A literatura neste campo é predominantemente prescritiva, fundamentada em princípios gerais de psicologia da aprendizagem. Grande parte das proposições feitas carecem de fundamentação rigorosamente científica e muitas hipóteses estão ainda por ser estudadas.
Encontram-se pontos de vista divergentes em relação à necessidade e possibilidade de se determinar objetivos educativos específicos na fase inicial do planejamento de um programa educativo (Oliveira15, 1973). Para alguns autores, a pré-determinação do comportamento do aprendiz em seus mínimos detalhes levaria a um ensino por demais retalhado, perdendo-se de vista as metas mais gerais da educação. Ausubel e Bruner (apud Oliveira15, 1973) afirmam que especialistas em materiais instrucionais se dedicam mais a aspectos triviais e fáceis de serem definidos do que aos aspectos mais fundamentais e que deveriam ser levados em conta na educação.
Outra alegação é a de que tal orientação é anti-democrática, favorecendo um ensino mecânico e desumano que não leva em conta as necessidades e os interesses individuais.
Inexistindo até o presente momento procedimentos sistemáticos que permitam a utilização de técnicas de redação operacional de objetivos e estando a grande maioria dos professores despreparados para esta tarefa, há os que não recomendam sua utilização na prática educacional (Pollock 16, 1970; Fodor e Dalis 5, 1966).
Em contrapartida, encontram-se inúmeros autores que defendem o ponto de vista contrário, alistando diversos argumentos.
Entre eles, podem-se citar:
1º Tendo em vista que, nem sempre o planejador de currículo é o instrutor, o primeiro deve comunicar ao segundo o que pretende, do contrário o planejador de curso ou o professor não terá elementos para programar a instrução.
2º A redação clara e precisa dos objetivos é condição fundamental para que seja possível selecionar estratégias adequadas à sua consecução e se possa avaliá-los.
Experiências educativas fundamentadas em princípios de tecnologia comportamental têm comprovado consistentemente a eficácia da utilização da redação operacional de objetivos no planejamento educativo. A instrução programada, por exemplo, é uma metodologia de ensino cujo planejamento inclui, como requisito básico, o uso de objetivos redigidos em termos comportamentais. A elaboração de um texto programado fundamenta-se na aplicação de princípios derivados de diversas ciências.

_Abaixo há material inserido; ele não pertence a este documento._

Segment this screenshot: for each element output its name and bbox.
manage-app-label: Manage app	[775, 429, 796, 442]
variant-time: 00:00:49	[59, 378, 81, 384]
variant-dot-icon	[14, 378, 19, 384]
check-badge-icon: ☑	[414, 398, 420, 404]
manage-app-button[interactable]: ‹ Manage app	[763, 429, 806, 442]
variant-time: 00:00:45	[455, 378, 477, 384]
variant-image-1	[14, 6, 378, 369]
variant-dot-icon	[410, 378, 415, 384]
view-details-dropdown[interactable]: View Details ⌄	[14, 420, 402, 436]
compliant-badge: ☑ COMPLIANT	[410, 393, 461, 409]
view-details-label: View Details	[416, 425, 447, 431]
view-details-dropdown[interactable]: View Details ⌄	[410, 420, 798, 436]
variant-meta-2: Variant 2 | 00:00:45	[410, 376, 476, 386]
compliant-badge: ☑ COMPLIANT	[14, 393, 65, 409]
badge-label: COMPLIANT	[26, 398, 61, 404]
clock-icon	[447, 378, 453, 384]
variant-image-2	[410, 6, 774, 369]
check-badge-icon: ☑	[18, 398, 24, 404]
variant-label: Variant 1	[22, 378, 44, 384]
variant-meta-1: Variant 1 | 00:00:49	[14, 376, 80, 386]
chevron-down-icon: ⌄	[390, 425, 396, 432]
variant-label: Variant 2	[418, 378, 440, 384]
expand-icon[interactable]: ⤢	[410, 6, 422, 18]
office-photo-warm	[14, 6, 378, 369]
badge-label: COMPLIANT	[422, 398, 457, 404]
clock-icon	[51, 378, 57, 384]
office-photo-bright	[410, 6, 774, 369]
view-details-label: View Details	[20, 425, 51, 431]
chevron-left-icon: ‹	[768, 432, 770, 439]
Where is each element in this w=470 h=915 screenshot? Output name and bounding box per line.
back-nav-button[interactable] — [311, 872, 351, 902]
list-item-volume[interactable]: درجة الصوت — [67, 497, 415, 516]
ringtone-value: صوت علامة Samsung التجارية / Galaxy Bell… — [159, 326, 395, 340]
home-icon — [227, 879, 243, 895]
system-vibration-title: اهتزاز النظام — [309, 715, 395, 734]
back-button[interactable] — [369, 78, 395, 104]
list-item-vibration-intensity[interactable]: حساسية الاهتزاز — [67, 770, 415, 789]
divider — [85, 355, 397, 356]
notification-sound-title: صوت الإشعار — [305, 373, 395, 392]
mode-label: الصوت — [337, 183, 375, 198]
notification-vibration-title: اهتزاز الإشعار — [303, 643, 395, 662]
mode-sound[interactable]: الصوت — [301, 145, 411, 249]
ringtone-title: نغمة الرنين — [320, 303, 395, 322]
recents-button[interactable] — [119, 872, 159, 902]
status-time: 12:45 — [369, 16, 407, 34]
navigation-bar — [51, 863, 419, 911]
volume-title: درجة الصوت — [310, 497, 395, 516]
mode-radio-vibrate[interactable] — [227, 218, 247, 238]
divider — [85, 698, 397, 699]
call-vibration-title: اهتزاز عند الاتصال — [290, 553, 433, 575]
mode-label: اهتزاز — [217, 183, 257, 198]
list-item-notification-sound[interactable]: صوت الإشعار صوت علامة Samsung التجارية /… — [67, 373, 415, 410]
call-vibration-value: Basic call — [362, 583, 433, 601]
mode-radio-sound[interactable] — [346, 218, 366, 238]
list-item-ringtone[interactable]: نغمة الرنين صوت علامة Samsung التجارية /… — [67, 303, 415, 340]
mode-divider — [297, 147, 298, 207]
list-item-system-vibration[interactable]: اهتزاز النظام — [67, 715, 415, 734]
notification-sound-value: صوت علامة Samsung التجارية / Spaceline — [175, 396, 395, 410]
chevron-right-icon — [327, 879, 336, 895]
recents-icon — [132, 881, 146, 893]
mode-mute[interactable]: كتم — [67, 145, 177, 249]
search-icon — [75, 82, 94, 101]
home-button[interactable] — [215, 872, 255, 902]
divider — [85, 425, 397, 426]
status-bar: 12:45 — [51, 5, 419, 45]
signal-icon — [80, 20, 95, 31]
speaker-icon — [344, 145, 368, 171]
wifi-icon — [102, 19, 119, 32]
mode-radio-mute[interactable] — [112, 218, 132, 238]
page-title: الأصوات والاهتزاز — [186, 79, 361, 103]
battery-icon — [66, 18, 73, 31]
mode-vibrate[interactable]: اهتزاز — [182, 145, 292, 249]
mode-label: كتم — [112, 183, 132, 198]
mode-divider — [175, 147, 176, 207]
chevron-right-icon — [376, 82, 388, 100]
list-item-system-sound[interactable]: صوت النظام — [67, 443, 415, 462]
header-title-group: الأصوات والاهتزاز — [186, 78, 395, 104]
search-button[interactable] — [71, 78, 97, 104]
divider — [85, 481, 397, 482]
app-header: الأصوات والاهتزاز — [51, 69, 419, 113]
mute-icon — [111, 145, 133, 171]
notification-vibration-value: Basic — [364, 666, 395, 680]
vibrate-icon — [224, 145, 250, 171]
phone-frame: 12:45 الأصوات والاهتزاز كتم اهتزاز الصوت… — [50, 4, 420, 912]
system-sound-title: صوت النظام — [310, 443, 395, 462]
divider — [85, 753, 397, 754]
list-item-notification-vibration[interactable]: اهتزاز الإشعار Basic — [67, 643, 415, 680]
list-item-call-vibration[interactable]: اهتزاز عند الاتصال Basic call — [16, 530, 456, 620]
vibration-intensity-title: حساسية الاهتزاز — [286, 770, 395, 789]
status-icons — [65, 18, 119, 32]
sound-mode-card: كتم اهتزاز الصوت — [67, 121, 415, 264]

Isto significa imprimir um caráter científico ao ensino e à educação que eram até bem pouco considerados uma arte cujo resultado dependia quase que exclusivamente das habilidades pessoais.
Como já se teve oportunidade de mencionar, grande parte dos trabalhos relacionados à questão da determinação de objetivos educativos são de caráter teórico e prescritivo (Bloom 1, 1956; Krathwohl 10, 1964; Mager12, 1961; Pollock16, 1970; Garcia 6, 1970; Fodor e Dalis5 1966; Popham e Baker18, 1970).
Trabalhos desenvolvidos mais recentemente procuraram testar hipóteses relacionadas com alguns aspectos do problema, tentando assim colher evidências empíricas que comprovem uma série de afirmações correntes, mas de valor discutível. Entre esses trabalhos destacam-se os de Goldberg 7 (1972), Poole17 (1970) e Solleder 20 (1972) em que se estuda a fidedignidade da taxonomia de objetivos educativos (domínio cognitivo) proposta por Bloom e col. 1 (1954). Lewy11 (1968) desenvolveu trabalho semelhante em relação ao nível afetivo. Relações entre objetivos cognitivos e afetivos em termos de aprendizagem foram estudadas por Neidt e Hedlund14 (1969). Outras hipóteses relacionadas à questão da determinação de objetivos foram estudadas por Dickinson4 (1971), Smith19 (1970), Poole17 (1970) e Nagel13 (1970).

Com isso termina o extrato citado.